BILLET D’HUMEUR : J’AI MAL A MON PEUPLE



BILLET D’HUMEUR : J’AI MAL A MON PEUPLE

Par Jacques BENILLOUCHE

Texte radiodiffusé

            Les occidentaux ont toujours qualifié les tunisiens de peuple pacifique et modéré parce que le président Habib Bourguiba avait opté pour l’émancipation de la femme, la réduction de l’influence de la religion dans la vie civile et politique et le pragmatisme dans son approche du conflit israélien. Le pays avait investi pour que sa jeunesse soit instruite et diplômée au point de la voir constamment lorgner vers le Continent. L’éducation était la base de l’ascension sociale parce qu’aucun autre choix n’était ouvert. La réussite des tunisiens, et celle des juifs en particulier, n’était pas une réputation surfaite.

            Cependant, les juifs tunisiens ont déserté leur pays parce qu’ils avaient estimé que la création de l’Etat d’Israël les avaient rendus suspects aux yeux des dirigeants arabes qui les assimilaient tous à des sionistes alors que seule une minorité l’était à l’époque et que la majorité avait résisté aux appels des pionniers. La Tunisie avait décidé de prendre le parti de ses « frères » arabes pour n’en tirer d’ailleurs aucun profit tangible. Elle a au contraire hérité d’une idéologie à forte capacité de nuisance avec ses éléments islamistes les plus néfastes et les plus perturbateurs.

            Mais la colère qui gronde aujourd’hui n’est pas télécommandée par les islamistes car la Tunisie était comparable à une cocotte bouillante dont on avait vissé le couvercle dans l’espoir d’empêcher la fuite des rancœurs, d’étouffer l’aspiration à la démocratie et de briser la volonté de faire partie d’un monde moderne. A l’époque d’Internet et de la télévision la tâche fut difficile et, l’absence de partage des richesses accaparées par une minorité de privilégiés, représentait un suicide politique dont les dirigeants paient le prix aujourd’hui.

            La Tunisie aurait pu comprendre que les riches pétroliers et les potentats ne s’aident qu’entre eux pour que la richesse reste dans un cadre étroit. Elle aurait eu intérêt à s’allier au jeune pays juif qui se créait dans le dénuement le plus complet car ils avaient ensemble une communauté de destin et de misère. Mais  Israël s’est développé tandis que la Tunisie a stagné économiquement. 

            Les diplômés tunisiens auraient pu collaborer avec l’industrie israélienne dans une sorte de mini « silicon Valley » à l’odeur de jasmin car de nombreuses pointures d’origine tunisienne hantent les conseils d’administration des fleurons industriels israéliens et français. Les cadres diplômés auraient pu alors trouver un environnement professionnel en adéquation avec leurs espérances.

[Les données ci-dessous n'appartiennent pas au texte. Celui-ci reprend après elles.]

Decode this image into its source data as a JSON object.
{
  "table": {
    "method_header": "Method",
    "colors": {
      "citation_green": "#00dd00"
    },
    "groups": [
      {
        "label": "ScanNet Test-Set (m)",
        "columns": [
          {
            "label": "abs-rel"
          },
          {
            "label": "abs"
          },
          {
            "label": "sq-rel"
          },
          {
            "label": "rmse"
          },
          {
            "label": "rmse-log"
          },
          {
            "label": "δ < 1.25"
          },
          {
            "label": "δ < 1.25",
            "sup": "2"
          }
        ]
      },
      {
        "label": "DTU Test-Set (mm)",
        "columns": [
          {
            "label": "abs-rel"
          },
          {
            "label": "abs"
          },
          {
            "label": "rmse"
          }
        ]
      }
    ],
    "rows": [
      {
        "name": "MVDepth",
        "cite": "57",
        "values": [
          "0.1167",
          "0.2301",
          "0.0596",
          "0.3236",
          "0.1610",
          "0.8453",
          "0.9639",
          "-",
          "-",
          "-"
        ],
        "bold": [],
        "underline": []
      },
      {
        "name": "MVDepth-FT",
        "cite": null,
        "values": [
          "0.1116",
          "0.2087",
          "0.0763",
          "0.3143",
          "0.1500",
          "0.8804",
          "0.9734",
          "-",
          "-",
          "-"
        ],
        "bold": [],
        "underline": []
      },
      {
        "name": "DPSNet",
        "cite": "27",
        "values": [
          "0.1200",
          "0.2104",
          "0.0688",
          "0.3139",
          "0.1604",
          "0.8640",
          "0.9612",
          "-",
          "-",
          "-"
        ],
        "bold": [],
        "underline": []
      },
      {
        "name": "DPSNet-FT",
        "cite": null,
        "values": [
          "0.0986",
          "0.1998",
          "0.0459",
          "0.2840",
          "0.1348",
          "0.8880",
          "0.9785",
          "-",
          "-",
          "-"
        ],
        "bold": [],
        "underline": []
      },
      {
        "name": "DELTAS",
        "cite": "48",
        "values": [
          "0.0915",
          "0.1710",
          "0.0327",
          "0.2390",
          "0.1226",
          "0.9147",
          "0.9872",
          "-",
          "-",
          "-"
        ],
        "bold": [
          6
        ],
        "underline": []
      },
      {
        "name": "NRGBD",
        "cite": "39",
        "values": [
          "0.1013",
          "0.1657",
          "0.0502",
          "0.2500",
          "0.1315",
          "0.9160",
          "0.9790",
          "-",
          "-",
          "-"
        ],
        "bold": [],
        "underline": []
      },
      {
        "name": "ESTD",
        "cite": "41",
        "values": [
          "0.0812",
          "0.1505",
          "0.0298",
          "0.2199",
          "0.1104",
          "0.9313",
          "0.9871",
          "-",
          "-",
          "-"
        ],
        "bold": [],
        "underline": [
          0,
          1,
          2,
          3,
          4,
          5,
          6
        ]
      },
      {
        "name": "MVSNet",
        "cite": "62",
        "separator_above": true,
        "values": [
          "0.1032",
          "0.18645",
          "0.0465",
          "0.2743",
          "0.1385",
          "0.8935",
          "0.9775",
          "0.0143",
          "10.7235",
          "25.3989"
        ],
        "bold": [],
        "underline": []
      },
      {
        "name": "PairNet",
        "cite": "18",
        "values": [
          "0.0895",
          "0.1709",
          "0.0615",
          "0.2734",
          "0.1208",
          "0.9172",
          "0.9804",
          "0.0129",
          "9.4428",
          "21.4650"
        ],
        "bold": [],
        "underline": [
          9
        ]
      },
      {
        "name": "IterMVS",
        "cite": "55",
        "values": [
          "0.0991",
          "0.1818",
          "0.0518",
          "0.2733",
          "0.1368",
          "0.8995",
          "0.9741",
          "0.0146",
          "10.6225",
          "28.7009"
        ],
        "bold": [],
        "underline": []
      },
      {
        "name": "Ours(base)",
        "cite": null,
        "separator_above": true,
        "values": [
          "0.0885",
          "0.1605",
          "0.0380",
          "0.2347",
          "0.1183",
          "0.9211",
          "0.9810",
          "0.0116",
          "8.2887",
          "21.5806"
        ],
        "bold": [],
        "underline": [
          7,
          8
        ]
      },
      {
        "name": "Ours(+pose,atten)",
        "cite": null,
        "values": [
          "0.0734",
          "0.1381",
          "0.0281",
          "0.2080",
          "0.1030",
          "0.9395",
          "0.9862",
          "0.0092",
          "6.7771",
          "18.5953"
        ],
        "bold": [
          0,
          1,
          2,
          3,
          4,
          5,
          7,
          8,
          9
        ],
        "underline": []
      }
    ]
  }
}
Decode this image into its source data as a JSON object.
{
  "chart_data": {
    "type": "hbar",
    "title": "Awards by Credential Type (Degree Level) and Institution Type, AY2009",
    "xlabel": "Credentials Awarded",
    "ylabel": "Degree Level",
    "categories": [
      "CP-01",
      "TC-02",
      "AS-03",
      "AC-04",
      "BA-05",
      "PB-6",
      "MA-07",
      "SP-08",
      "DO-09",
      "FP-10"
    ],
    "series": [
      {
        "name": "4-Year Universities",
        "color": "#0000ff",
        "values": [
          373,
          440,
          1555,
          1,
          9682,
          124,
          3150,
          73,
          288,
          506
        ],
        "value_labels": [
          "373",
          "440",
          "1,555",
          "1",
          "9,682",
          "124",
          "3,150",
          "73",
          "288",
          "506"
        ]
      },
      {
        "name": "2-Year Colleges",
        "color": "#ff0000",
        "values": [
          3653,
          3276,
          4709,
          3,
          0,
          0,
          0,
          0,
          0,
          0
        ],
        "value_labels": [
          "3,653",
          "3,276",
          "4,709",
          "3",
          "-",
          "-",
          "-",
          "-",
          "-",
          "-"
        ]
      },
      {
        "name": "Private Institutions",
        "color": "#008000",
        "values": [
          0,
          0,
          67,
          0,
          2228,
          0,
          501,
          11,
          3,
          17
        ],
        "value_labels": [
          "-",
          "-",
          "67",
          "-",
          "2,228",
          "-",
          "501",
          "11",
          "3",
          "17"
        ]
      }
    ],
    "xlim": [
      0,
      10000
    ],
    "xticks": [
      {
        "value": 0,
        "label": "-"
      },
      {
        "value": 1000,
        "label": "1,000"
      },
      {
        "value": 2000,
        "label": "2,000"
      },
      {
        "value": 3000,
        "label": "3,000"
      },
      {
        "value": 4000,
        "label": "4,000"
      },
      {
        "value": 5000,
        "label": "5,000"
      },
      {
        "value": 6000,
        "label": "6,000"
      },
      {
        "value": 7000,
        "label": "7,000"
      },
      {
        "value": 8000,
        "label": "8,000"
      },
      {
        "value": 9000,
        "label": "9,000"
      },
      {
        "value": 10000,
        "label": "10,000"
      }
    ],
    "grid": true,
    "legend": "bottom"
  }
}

Mais la politique a pris le dessus sur l’intérêt économique et le pragmatisme politique. Aucun ambassadeur tunisien n’était digne de rejoindre l’Etat d’Israël qui n’existe toujours pas dans les tablettes du palais de Carthage.

            Alors, nul ne se réjouit des moments difficiles que passe la Tunisie et, même si les juifs l’ont quitté depuis de longues années, elle reste ancrée dans les mémoires figées, dans le ciment des fêtes, dans les traditions répercutées de génération en génération, dans les plats culinaires et dans l’accent dont les jeunes ont paradoxalement hérité avec une certaine fierté. Souhaitons seulement que les islamistes ne récupèrent pas à leur profit une situation politique bloquée car alors, la Tunisie que nous avons connue et aimée, n’existera plus que dans notre seul souvenir.